- Country: Pakistan
- Region: Khyber-Pakhtunkhwa
- District: Mansehra District

Government
- • Type: democratic
- • UC Nazim: Sardar Abdul Ghani
- Elevation: 2,000 m (5,000 ft)
- Time zone: UTC+5 (PST)
- Area code: 0997

= Hangrai =

Hangrai is a village and union council (an administrative subdivision) of Mansehra District in the Khyber Pakhtunkhwa province of Pakistan. It is located in the lower Kaghan Valley and lies to the north of Balakot city in an area that was affected by the 2005 Kashmir earthquake.

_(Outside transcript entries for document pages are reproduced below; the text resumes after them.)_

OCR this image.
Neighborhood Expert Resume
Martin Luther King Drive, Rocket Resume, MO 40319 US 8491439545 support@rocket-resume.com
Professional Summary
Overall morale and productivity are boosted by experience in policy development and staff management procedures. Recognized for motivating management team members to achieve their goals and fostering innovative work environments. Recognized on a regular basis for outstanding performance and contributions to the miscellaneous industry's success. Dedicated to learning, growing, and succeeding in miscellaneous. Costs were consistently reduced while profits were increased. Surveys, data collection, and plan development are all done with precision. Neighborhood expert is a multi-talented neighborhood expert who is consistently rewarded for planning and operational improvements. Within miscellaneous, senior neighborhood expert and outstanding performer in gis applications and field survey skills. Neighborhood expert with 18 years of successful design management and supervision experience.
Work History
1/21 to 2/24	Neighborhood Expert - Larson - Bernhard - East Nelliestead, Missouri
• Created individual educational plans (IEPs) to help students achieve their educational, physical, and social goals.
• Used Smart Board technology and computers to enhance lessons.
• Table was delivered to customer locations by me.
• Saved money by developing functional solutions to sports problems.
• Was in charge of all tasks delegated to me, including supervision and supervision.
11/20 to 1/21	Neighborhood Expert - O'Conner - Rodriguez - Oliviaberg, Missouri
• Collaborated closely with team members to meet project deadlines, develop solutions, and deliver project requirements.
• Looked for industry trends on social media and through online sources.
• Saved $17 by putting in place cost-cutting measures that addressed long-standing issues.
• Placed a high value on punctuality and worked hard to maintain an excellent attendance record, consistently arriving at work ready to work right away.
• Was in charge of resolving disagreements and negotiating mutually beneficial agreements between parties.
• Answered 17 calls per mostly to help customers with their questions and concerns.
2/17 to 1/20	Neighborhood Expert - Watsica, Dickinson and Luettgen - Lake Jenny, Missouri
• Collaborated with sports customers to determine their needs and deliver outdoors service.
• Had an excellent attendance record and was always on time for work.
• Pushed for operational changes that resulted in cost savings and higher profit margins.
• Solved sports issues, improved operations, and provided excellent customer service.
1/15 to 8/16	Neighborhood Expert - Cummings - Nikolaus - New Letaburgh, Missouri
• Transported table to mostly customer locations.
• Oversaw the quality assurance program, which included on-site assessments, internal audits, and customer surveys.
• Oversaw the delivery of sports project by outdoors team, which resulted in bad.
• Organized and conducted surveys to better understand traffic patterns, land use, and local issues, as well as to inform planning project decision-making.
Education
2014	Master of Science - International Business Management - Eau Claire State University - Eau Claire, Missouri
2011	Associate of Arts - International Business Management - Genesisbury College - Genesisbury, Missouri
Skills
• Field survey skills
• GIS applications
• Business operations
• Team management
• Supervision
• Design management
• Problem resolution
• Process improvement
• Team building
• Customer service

Gujjars are the main tribe living in this union council with a considerable percentage of Swatis, Mughals and Syeds. The literacy rate is very low. It was the most affected union council in 2005 earthquake. Many of the local people are farmers and herdsmen, though a lot of the people are working in the Middle East.
Hangrai is known for its natural environment. Local attractions and places include Magra, Jhamra, Shadal, Laamri and Naddi. Naddi Bungalow, a forest rest house, built by the British India is situated in the middle of dense forest of Hangrai. The first ever taxonomist viz Danish Ali, who first explored the flora of Union council Hangrai (Ali et al. 2019).